Política — Há pessoas que colocam suas crenças políticas acima da lógica e da coerência. Para algumas, o objetivo da conversa filosófica pode ser justamente gerar caos epistemológico, a fim de proteger ideias que não estão abertas a questionamento. A busca por respostas e o linguajar científico são apenas uma fachada.

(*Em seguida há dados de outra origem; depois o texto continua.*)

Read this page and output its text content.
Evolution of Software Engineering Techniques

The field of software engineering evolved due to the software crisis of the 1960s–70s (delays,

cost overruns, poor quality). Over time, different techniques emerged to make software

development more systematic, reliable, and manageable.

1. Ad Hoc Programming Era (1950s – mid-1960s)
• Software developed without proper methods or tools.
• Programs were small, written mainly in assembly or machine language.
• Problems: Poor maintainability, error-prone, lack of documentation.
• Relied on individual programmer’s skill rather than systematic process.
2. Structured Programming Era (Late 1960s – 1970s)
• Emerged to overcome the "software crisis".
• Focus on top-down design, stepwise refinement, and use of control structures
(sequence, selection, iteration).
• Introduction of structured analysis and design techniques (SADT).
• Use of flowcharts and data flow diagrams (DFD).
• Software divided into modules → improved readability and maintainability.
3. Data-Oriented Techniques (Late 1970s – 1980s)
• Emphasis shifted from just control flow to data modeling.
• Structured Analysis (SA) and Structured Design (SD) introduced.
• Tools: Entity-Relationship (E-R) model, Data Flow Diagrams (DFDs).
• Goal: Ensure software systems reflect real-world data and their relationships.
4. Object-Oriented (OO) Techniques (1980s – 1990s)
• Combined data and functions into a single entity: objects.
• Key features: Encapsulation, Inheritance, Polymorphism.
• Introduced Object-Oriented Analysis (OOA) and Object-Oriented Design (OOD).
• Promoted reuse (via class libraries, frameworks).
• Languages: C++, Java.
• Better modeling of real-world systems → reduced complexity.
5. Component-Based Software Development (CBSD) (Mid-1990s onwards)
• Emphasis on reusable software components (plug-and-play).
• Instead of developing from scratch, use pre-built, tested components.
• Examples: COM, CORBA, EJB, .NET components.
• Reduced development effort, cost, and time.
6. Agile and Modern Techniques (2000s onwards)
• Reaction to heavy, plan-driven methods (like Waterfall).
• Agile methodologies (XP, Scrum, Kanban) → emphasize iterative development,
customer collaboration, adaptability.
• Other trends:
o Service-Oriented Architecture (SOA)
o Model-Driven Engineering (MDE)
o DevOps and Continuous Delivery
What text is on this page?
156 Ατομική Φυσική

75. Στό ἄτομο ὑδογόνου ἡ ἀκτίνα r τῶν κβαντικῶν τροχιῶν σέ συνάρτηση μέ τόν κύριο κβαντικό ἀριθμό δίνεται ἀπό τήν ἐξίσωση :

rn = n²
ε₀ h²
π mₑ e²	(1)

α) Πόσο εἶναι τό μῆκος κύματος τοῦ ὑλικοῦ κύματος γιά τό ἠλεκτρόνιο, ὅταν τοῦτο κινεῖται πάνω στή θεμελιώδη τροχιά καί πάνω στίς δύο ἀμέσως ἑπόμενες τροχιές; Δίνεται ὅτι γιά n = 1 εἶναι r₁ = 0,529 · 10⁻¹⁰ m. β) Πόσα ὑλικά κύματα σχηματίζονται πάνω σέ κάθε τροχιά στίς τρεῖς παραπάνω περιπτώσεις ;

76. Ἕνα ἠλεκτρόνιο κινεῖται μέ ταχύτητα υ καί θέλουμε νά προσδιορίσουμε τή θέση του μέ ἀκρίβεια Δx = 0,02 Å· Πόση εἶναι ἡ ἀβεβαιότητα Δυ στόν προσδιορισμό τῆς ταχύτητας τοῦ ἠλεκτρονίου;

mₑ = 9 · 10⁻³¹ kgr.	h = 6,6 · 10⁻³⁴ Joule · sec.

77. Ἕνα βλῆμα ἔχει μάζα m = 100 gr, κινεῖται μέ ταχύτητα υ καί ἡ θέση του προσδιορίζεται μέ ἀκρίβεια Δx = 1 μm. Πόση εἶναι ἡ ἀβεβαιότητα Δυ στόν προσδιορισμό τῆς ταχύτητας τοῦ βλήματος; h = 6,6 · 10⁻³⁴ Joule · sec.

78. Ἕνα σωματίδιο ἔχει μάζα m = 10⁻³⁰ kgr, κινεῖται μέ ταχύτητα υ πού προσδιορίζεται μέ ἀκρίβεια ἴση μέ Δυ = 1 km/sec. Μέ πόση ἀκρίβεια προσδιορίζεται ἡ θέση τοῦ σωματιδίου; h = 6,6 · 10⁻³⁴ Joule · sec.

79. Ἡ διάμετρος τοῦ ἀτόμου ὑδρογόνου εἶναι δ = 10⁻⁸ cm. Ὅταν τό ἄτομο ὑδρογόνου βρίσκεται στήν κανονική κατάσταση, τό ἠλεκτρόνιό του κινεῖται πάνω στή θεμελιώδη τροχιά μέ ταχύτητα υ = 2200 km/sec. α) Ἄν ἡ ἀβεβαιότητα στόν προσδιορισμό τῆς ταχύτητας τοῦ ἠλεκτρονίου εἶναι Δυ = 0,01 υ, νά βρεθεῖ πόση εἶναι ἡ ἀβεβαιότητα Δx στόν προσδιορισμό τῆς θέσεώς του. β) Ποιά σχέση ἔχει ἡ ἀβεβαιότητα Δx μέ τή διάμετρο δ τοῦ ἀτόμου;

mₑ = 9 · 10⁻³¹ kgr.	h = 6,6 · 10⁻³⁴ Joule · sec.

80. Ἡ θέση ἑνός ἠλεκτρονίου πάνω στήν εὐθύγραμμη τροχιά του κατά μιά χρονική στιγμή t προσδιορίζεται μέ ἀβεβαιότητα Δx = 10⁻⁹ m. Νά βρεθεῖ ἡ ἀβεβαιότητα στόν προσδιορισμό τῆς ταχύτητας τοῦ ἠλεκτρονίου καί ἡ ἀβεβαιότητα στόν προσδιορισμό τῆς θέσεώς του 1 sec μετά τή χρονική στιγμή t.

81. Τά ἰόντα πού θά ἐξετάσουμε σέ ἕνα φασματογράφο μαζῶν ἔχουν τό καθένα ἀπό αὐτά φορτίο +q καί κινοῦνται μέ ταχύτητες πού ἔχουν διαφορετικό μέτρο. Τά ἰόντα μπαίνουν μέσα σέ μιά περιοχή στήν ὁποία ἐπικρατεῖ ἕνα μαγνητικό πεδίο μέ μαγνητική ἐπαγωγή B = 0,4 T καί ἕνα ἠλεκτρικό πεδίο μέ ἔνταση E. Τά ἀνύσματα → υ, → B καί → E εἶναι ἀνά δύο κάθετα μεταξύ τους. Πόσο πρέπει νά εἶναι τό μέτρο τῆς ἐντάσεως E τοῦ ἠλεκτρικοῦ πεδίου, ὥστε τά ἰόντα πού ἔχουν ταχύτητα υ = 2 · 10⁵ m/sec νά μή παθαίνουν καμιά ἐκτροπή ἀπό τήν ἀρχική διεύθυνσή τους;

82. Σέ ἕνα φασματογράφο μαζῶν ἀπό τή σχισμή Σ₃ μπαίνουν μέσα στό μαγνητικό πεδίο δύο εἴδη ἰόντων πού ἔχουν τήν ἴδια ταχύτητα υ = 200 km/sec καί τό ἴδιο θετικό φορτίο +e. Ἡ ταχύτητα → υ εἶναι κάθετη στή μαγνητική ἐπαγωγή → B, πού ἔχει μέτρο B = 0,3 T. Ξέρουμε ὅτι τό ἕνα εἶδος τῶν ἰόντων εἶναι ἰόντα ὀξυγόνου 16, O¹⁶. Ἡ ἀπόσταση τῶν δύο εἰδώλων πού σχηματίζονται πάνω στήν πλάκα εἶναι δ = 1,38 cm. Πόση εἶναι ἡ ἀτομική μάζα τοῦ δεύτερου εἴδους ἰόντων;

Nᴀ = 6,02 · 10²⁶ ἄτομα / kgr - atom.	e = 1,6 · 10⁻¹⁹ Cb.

Esse tipo de desonestidade intelectual torna o Papo Brisado particularmente indigesto. Além de ter que lidar com o caos cognitivo, de pensar dez vezes mais do que o necessário para desfazer todos os problemas de linguagem, de suportar a pretensão de pessoas que não sabem do que estão falando, seu desconforto pode vir também da percepção de algo hostil por trás da conversa: o fato da pessoa estar se aproveitando do seu interesse por fatos e ideias complexas para preparar um ataque à razão e à objetividade. Assim como os Anti-Idealistas na arte atraem o público se apropriando de aspectos do Idealismo apenas para subvertê-los depois, algumas pessoas usam conversas filosóficas como isca para envolver mentes sedentas por conhecimento e aprimoramento intelectual, quando tudo o que elas querem é enguiçar sua mente.
Portanto, para evitar o Papo Brisado, lembre-se de que existem certas condições para que uma discussão filosófica seja produtiva. A pessoa precisa ter boa cognição, conhecimento básico sobre o tema, usar palavras com clareza, não pode ter objetivos impossíveis com a conversa, nem partir de perspectivas filosóficas irracionais e, acima de tudo, precisa ser intelectualmente honesta. Alguns desses erros podem ser corrigidos ao longo da discussão, mas, quando eles começam a se acumular a ponto de tornar impossível desfazer os nós, é hora de mudar educadamente de assunto e poupar sua energia mental.